Realitas di atas sesungguhnya menjadi iklim yang cukup menantang bagi demokrasi di Jatim. Hal ini karena perlu usaha bersama untuk membuat para peserta pemilihan kepala daerah untuk tidak lagi melakukan politik uang karena mayoritas. Setidaknya, hanya 1,87 persen yang bersedia menolak pemberian uang untuk pilkada. Namun, dari 98,13 persen responden yang mau menerima uang tersebut masih ada 66,5% responden yang tetap memilih berdasarkan hati nurani.

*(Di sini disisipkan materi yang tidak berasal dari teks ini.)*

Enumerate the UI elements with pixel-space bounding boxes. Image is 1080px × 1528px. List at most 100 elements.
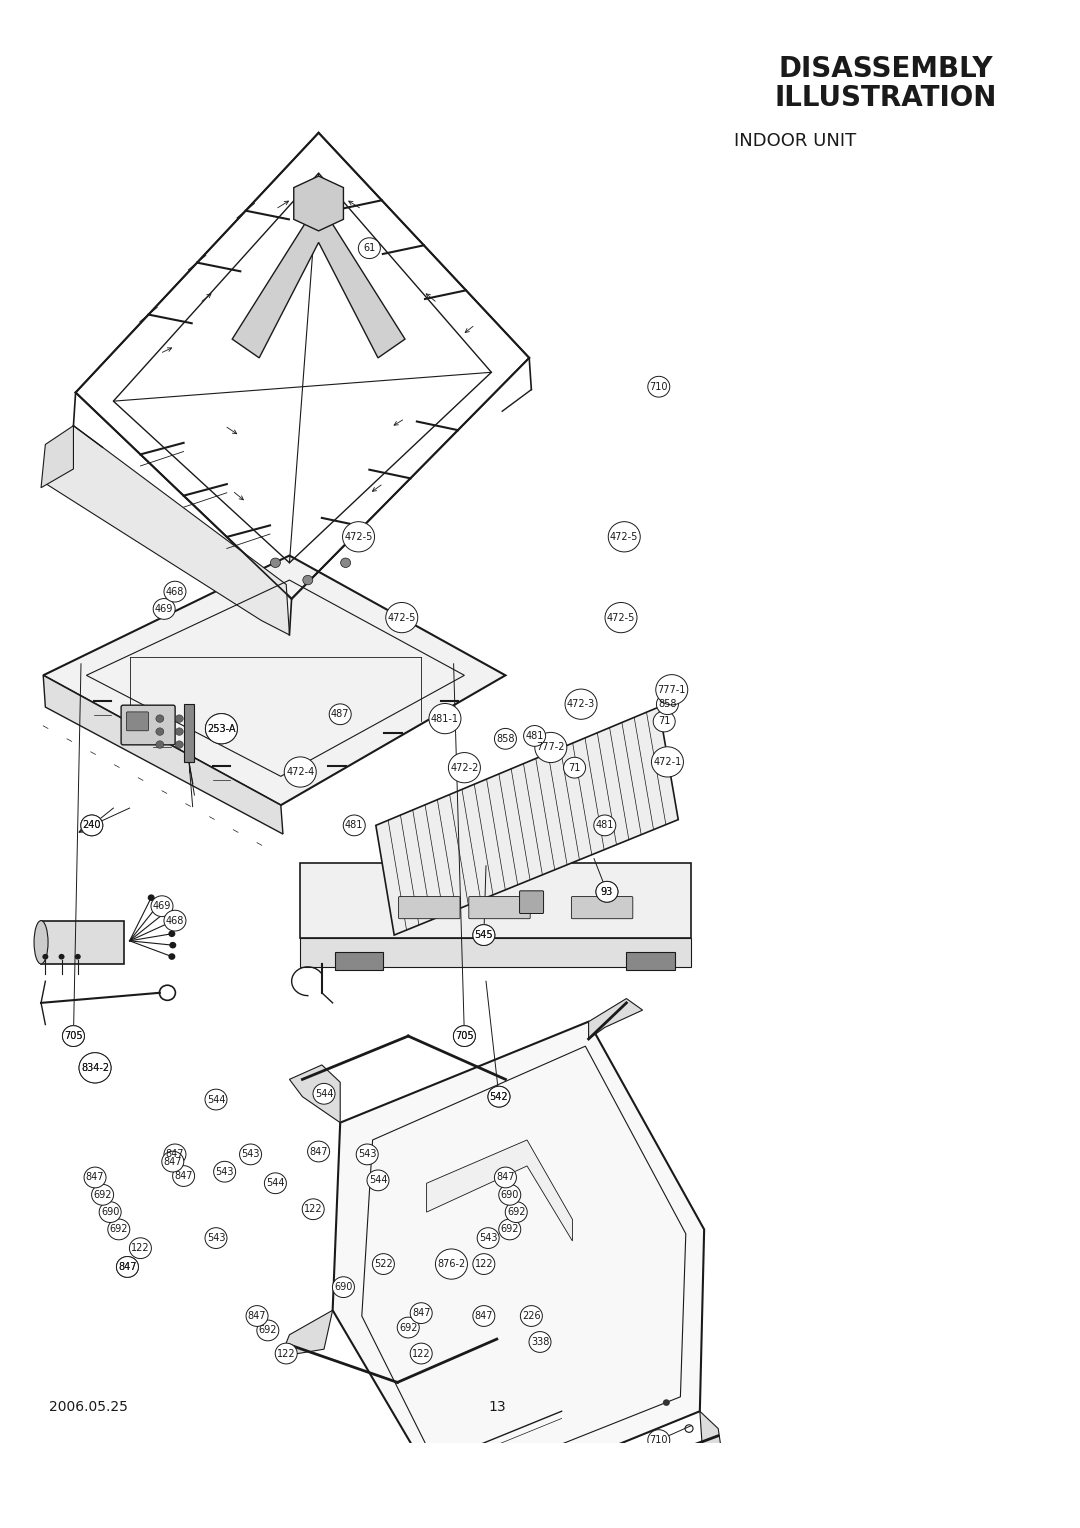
Circle shape xyxy=(454,1025,475,1047)
Circle shape xyxy=(373,1253,394,1274)
Text: 847: 847 xyxy=(247,1311,267,1322)
Circle shape xyxy=(79,1053,111,1083)
Circle shape xyxy=(342,521,375,552)
Text: 468: 468 xyxy=(165,587,185,596)
Text: 847: 847 xyxy=(85,1172,105,1183)
Text: 542: 542 xyxy=(489,1091,509,1102)
Text: 710: 710 xyxy=(649,1435,669,1445)
FancyBboxPatch shape xyxy=(571,897,633,918)
Text: 777-2: 777-2 xyxy=(537,743,565,752)
Text: 692: 692 xyxy=(258,1325,278,1335)
Circle shape xyxy=(608,521,640,552)
Circle shape xyxy=(657,694,678,715)
Circle shape xyxy=(156,715,164,723)
Circle shape xyxy=(473,1305,495,1326)
Text: 692: 692 xyxy=(399,1323,418,1332)
Text: 481: 481 xyxy=(525,730,544,741)
Circle shape xyxy=(240,1144,261,1164)
Text: 847: 847 xyxy=(309,1146,328,1157)
Circle shape xyxy=(164,1144,186,1164)
Circle shape xyxy=(214,1161,235,1183)
Text: 122: 122 xyxy=(131,1244,150,1253)
Text: 542: 542 xyxy=(489,1091,509,1102)
Polygon shape xyxy=(589,999,643,1039)
Circle shape xyxy=(488,1086,510,1108)
Text: 705: 705 xyxy=(64,1031,83,1041)
Circle shape xyxy=(153,599,175,619)
Text: 71: 71 xyxy=(568,762,581,773)
Circle shape xyxy=(99,1201,121,1222)
Circle shape xyxy=(161,909,168,917)
Circle shape xyxy=(356,1144,378,1164)
Circle shape xyxy=(594,814,616,836)
Circle shape xyxy=(454,1025,475,1047)
Circle shape xyxy=(265,1174,286,1193)
Circle shape xyxy=(596,882,618,902)
Circle shape xyxy=(79,1053,111,1083)
Circle shape xyxy=(84,1167,106,1187)
Polygon shape xyxy=(41,921,124,964)
Text: 13: 13 xyxy=(488,1400,505,1413)
Circle shape xyxy=(429,703,461,733)
Polygon shape xyxy=(333,1022,704,1513)
Text: 2006.05.25: 2006.05.25 xyxy=(49,1400,127,1413)
Circle shape xyxy=(495,1167,516,1187)
Polygon shape xyxy=(281,1309,333,1357)
Text: 93: 93 xyxy=(600,886,613,897)
Text: 61: 61 xyxy=(363,243,376,254)
Text: DISASSEMBLY: DISASSEMBLY xyxy=(779,55,993,83)
Circle shape xyxy=(130,1238,151,1259)
Text: 705: 705 xyxy=(455,1031,474,1041)
Circle shape xyxy=(75,953,81,960)
Text: 472-5: 472-5 xyxy=(607,613,635,622)
Circle shape xyxy=(653,711,675,732)
Text: 544: 544 xyxy=(206,1094,226,1105)
Circle shape xyxy=(535,732,567,762)
Text: 122: 122 xyxy=(276,1349,296,1358)
Text: 690: 690 xyxy=(100,1207,120,1218)
Text: 543: 543 xyxy=(215,1167,234,1177)
Circle shape xyxy=(205,714,238,744)
Circle shape xyxy=(284,756,316,787)
Text: 545: 545 xyxy=(474,931,494,940)
Text: 705: 705 xyxy=(64,1031,83,1041)
Circle shape xyxy=(448,753,481,782)
Polygon shape xyxy=(335,952,383,970)
Text: 487: 487 xyxy=(330,709,350,720)
Circle shape xyxy=(168,953,175,960)
Text: 692: 692 xyxy=(93,1190,112,1199)
Polygon shape xyxy=(626,952,675,970)
Circle shape xyxy=(564,758,585,778)
Text: 253-A: 253-A xyxy=(207,724,235,733)
Circle shape xyxy=(108,1219,130,1239)
Circle shape xyxy=(175,727,184,735)
Text: 122: 122 xyxy=(411,1349,431,1358)
Circle shape xyxy=(81,814,103,836)
Text: 472-5: 472-5 xyxy=(345,532,373,542)
Polygon shape xyxy=(41,426,73,487)
Circle shape xyxy=(565,689,597,720)
Text: 240: 240 xyxy=(82,821,102,830)
Circle shape xyxy=(435,1248,468,1279)
Circle shape xyxy=(164,581,186,602)
Circle shape xyxy=(397,1317,419,1339)
Text: 543: 543 xyxy=(241,1149,260,1160)
Polygon shape xyxy=(300,938,691,967)
Circle shape xyxy=(168,931,175,937)
Circle shape xyxy=(63,1025,84,1047)
Text: 544: 544 xyxy=(314,1089,334,1099)
Text: 543: 543 xyxy=(206,1233,226,1244)
Text: 93: 93 xyxy=(600,886,613,897)
Circle shape xyxy=(81,814,103,836)
Circle shape xyxy=(175,715,184,723)
Text: 543: 543 xyxy=(478,1233,498,1244)
Text: 847: 847 xyxy=(411,1308,431,1319)
Circle shape xyxy=(308,1141,329,1161)
Text: 469: 469 xyxy=(152,902,172,911)
Text: 692: 692 xyxy=(109,1224,129,1235)
Circle shape xyxy=(205,1089,227,1109)
Text: 472-3: 472-3 xyxy=(567,700,595,709)
Circle shape xyxy=(117,1256,138,1277)
Circle shape xyxy=(656,675,688,704)
Text: 847: 847 xyxy=(118,1262,137,1271)
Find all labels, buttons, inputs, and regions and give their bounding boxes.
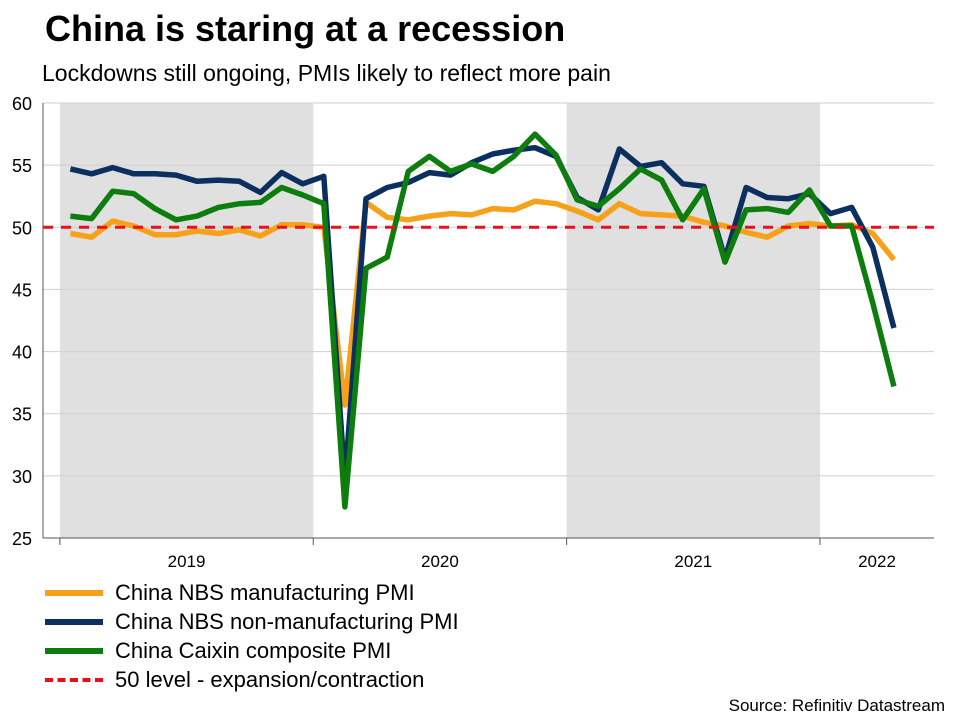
y-tick-label: 45	[12, 280, 32, 300]
y-tick-label: 35	[12, 405, 32, 425]
legend-label: 50 level - expansion/contraction	[115, 666, 425, 692]
x-tick-label-2022: 2022	[858, 552, 896, 571]
legend-label: China Caixin composite PMI	[115, 637, 392, 663]
x-tick-label-2021: 2021	[674, 552, 712, 571]
legend-item-nbs-manufacturing: China NBS manufacturing PMI	[45, 578, 459, 607]
series-line-0	[69, 198, 897, 408]
x-tick-label-2020: 2020	[421, 552, 459, 571]
y-tick-label: 30	[12, 467, 32, 487]
legend-swatch-orange	[45, 589, 103, 596]
y-tick-label: 25	[12, 529, 32, 549]
legend-swatch-red-dashed	[45, 677, 103, 682]
legend-label: China NBS manufacturing PMI	[115, 579, 415, 605]
y-tick-label: 55	[12, 156, 32, 176]
legend-item-50-level: 50 level - expansion/contraction	[45, 665, 459, 694]
source-note: Source: Refinitiv Datastream	[728, 696, 945, 715]
series-line-2	[70, 131, 897, 510]
y-tick-label: 60	[12, 94, 32, 114]
x-tick-label-2019: 2019	[168, 552, 206, 571]
legend-label: China NBS non-manufacturing PMI	[115, 608, 459, 634]
series-line-1	[69, 144, 897, 484]
legend: China NBS manufacturing PMI China NBS no…	[45, 578, 459, 694]
year-shade-2021	[566, 103, 820, 538]
legend-item-nbs-non-manufacturing: China NBS non-manufacturing PMI	[45, 607, 459, 636]
legend-swatch-green	[45, 647, 103, 654]
legend-swatch-navy	[45, 618, 103, 625]
chart-subtitle: Lockdowns still ongoing, PMIs likely to …	[42, 60, 611, 86]
year-shade-2019	[59, 103, 314, 538]
y-tick-label: 50	[12, 218, 32, 238]
legend-item-caixin-composite: China Caixin composite PMI	[45, 636, 459, 665]
y-tick-label: 40	[12, 343, 32, 363]
chart-title: China is staring at a recession	[45, 8, 566, 49]
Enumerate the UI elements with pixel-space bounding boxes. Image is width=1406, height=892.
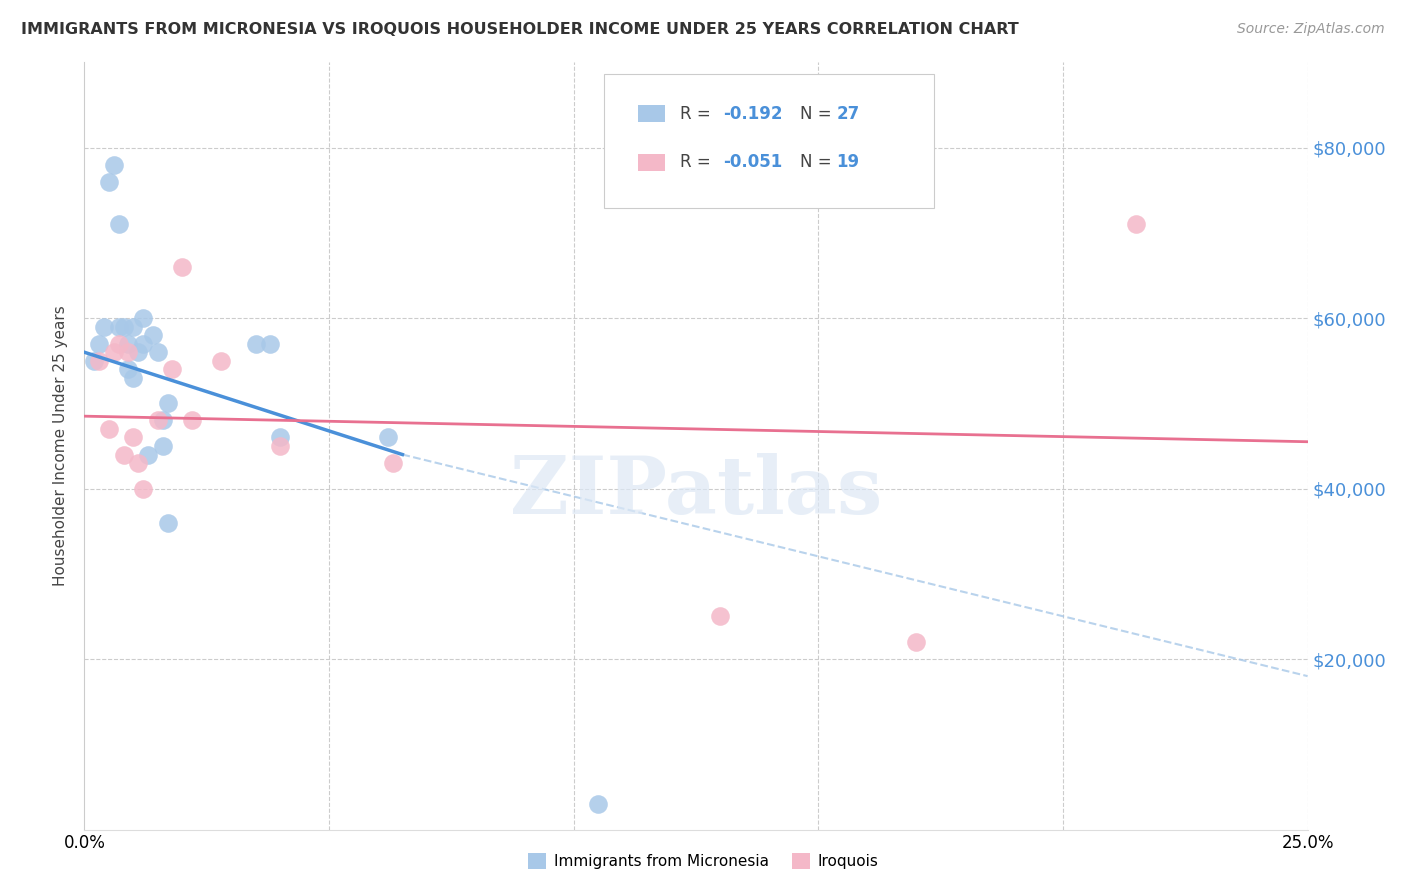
Text: Source: ZipAtlas.com: Source: ZipAtlas.com [1237, 22, 1385, 37]
Point [132, 336, 155, 351]
Point [172, 260, 194, 274]
FancyBboxPatch shape [638, 153, 665, 170]
Point [377, 430, 399, 444]
Y-axis label: Householder Income Under 25 years: Householder Income Under 25 years [53, 306, 69, 586]
Point [117, 362, 139, 376]
Point [122, 371, 145, 385]
Point [181, 413, 204, 427]
FancyBboxPatch shape [605, 74, 935, 208]
Point [156, 516, 179, 530]
Point [97, 175, 120, 189]
Point [156, 396, 179, 410]
Point [107, 336, 129, 351]
Point [122, 430, 145, 444]
Text: -0.192: -0.192 [723, 105, 782, 123]
Point [152, 439, 174, 453]
Point [107, 319, 129, 334]
Point [586, 797, 609, 811]
Point [709, 609, 731, 624]
Text: R =: R = [681, 153, 716, 171]
Point [127, 345, 149, 359]
Point [162, 362, 184, 376]
Point [1125, 218, 1147, 232]
FancyBboxPatch shape [638, 105, 665, 122]
Point [132, 482, 155, 496]
Point [905, 635, 928, 649]
Point [142, 328, 165, 343]
Point [259, 336, 281, 351]
Point [93, 319, 115, 334]
Point [107, 218, 129, 232]
Point [381, 456, 404, 470]
Point [269, 439, 291, 453]
Point [117, 336, 139, 351]
Point [132, 311, 155, 326]
Point [112, 448, 135, 462]
Point [245, 336, 267, 351]
Point [152, 413, 174, 427]
Legend: Immigrants from Micronesia, Iroquois: Immigrants from Micronesia, Iroquois [522, 847, 884, 875]
Point [87, 353, 110, 368]
Text: 19: 19 [837, 153, 859, 171]
Point [103, 158, 125, 172]
Text: N =: N = [800, 153, 837, 171]
Point [117, 345, 139, 359]
Point [127, 456, 149, 470]
Text: 27: 27 [837, 105, 860, 123]
Text: ZIPatlas: ZIPatlas [510, 453, 882, 531]
Point [112, 319, 135, 334]
Point [122, 319, 145, 334]
Point [269, 430, 291, 444]
Point [209, 353, 232, 368]
Point [136, 448, 159, 462]
Point [146, 413, 169, 427]
Point [83, 353, 105, 368]
Point [146, 345, 169, 359]
Point [103, 345, 125, 359]
Text: IMMIGRANTS FROM MICRONESIA VS IROQUOIS HOUSEHOLDER INCOME UNDER 25 YEARS CORRELA: IMMIGRANTS FROM MICRONESIA VS IROQUOIS H… [21, 22, 1019, 37]
Point [97, 422, 120, 436]
Text: R =: R = [681, 105, 716, 123]
Text: N =: N = [800, 105, 837, 123]
Text: -0.051: -0.051 [723, 153, 782, 171]
Point [87, 336, 110, 351]
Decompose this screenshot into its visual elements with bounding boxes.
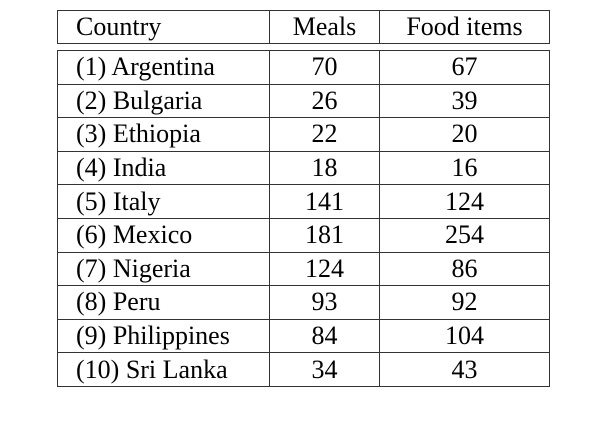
table-row: (10) Sri Lanka 34 43 [57, 352, 550, 387]
food-items-cell: 43 [379, 352, 550, 387]
header-country: Country [57, 10, 270, 44]
food-items-cell: 86 [379, 251, 550, 287]
table-row: (3) Ethiopia 22 20 [57, 117, 550, 152]
table-body: (1) Argentina 70 67 (2) Bulgaria 26 39 (… [57, 50, 550, 387]
country-cell: (6) Mexico [57, 217, 270, 253]
meals-cell: 93 [269, 285, 380, 320]
country-cell: (9) Philippines [57, 318, 270, 354]
country-cell: (10) Sri Lanka [57, 352, 270, 387]
header-food-items: Food items [379, 10, 550, 44]
country-cell: (2) Bulgaria [57, 83, 270, 119]
country-cell: (3) Ethiopia [57, 117, 270, 152]
food-items-cell: 254 [379, 217, 550, 253]
table-row: (1) Argentina 70 67 [57, 50, 550, 85]
country-cell: (4) India [57, 150, 270, 186]
table-row: (7) Nigeria 124 86 [57, 251, 550, 287]
table-row: (5) Italy 141 124 [57, 184, 550, 219]
food-items-cell: 20 [379, 117, 550, 152]
meals-cell: 22 [269, 117, 380, 152]
food-items-cell: 39 [379, 83, 550, 119]
table-row: (6) Mexico 181 254 [57, 217, 550, 253]
food-items-cell: 124 [379, 184, 550, 219]
meals-cell: 124 [269, 251, 380, 287]
meals-cell: 70 [269, 50, 380, 85]
food-items-cell: 16 [379, 150, 550, 186]
country-cell: (1) Argentina [57, 50, 270, 85]
meals-cell: 84 [269, 318, 380, 354]
country-cell: (5) Italy [57, 184, 270, 219]
table-row: (4) India 18 16 [57, 150, 550, 186]
food-items-cell: 104 [379, 318, 550, 354]
header-meals: Meals [269, 10, 380, 44]
meals-cell: 34 [269, 352, 380, 387]
meals-cell: 18 [269, 150, 380, 186]
header-row: Country Meals Food items [57, 10, 550, 44]
table-row: (9) Philippines 84 104 [57, 318, 550, 354]
table-row: (8) Peru 93 92 [57, 285, 550, 320]
meals-cell: 26 [269, 83, 380, 119]
country-cell: (7) Nigeria [57, 251, 270, 287]
meals-cell: 141 [269, 184, 380, 219]
meals-cell: 181 [269, 217, 380, 253]
table-header: Country Meals Food items [57, 10, 550, 44]
table-row: (2) Bulgaria 26 39 [57, 83, 550, 119]
country-cell: (8) Peru [57, 285, 270, 320]
food-items-cell: 92 [379, 285, 550, 320]
food-items-cell: 67 [379, 50, 550, 85]
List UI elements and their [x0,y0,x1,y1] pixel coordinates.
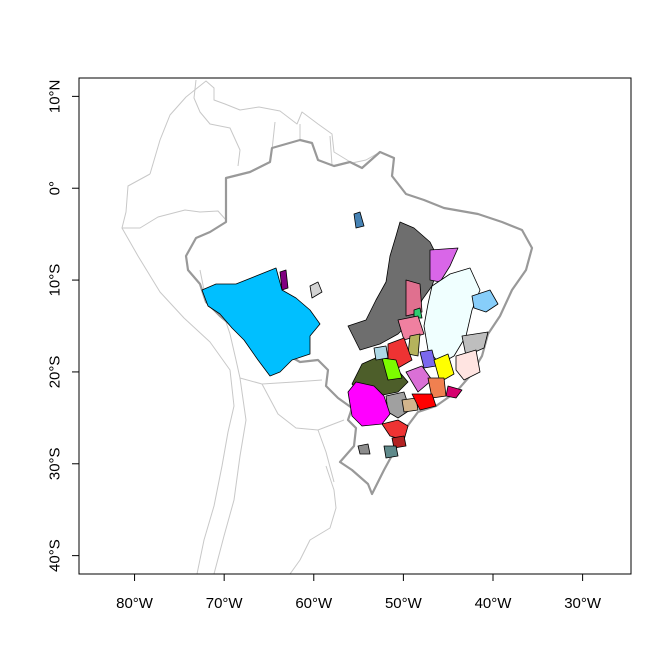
region-large-west [201,267,321,377]
region-red-parana [381,419,409,441]
y-tick-label: 0° [47,181,64,195]
region-red-south [411,393,437,411]
region-lime [381,357,403,381]
y-tick-label: 20°S [47,356,64,389]
region-small-gray [309,281,323,299]
region-deep-pink [445,385,463,399]
x-tick-label: 30°W [564,595,602,612]
x-tick-label: 40°W [475,595,513,612]
region-sky-blue [471,289,499,313]
northern-coast [149,80,381,175]
region-yellow [433,353,455,383]
guiana-borders [271,121,333,166]
y-axis: 10°N 0° 10°S 20°S 30°S 40°S [47,80,80,572]
chile-argentina-border [213,377,247,575]
bolivia-paraguay-border [261,383,345,483]
region-pink-east [455,349,481,381]
x-tick-label: 80°W [116,595,154,612]
region-violet [429,247,459,283]
x-tick-label: 60°W [295,595,333,612]
x-tick-label: 70°W [206,595,244,612]
region-light-cyan [423,267,481,365]
y-tick-label: 10°N [47,80,64,114]
region-cadet [383,445,399,459]
region-lightblue-small [373,345,389,361]
regions [201,211,499,459]
region-steelblue [353,211,365,229]
region-magenta [347,381,391,427]
region-small-purple [279,269,289,291]
region-tan [401,397,419,413]
y-tick-label: 10°S [47,264,64,297]
region-green-small [413,307,423,319]
region-gray-sw [357,443,371,455]
y-tick-label: 30°S [47,447,64,480]
region-gray-east [461,331,489,357]
argentina-coast [289,465,337,575]
colombia-border [121,173,227,229]
venezuela-colombia-border [193,79,241,167]
west-coast [121,227,235,575]
x-tick-label: 50°W [385,595,423,612]
x-axis: 80°W 70°W 60°W 50°W 40°W 30°W [116,573,602,612]
y-tick-label: 40°S [47,539,64,572]
region-darkred [391,435,407,449]
region-pink-mid [397,315,425,341]
region-olive [407,333,421,357]
region-hotpink [405,279,423,317]
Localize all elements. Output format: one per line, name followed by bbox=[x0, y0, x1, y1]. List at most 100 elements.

Komisioner Bawaslu Jatim Divisi Penanganan Pelanggaran M Ikhwanuddin mengatakan, informasi tersebut menjadi sesuatu yang berharga bagi penyelenggara, baik KPU maupun Bawaslu. Sebab, bagaimanapun juga Bawaslu khususnya memiliki perhatian yang tinggi terhadap realitas politik uang. “Karen politik uang selain menjadi bagian dari indeks kerawanan yang kami terbitkan, politik uang juga menjadi bagian dari ketentuan pidana yang harus ditegakkan bilamana ditemukan” tutur Ikhwanuddin. [PUL]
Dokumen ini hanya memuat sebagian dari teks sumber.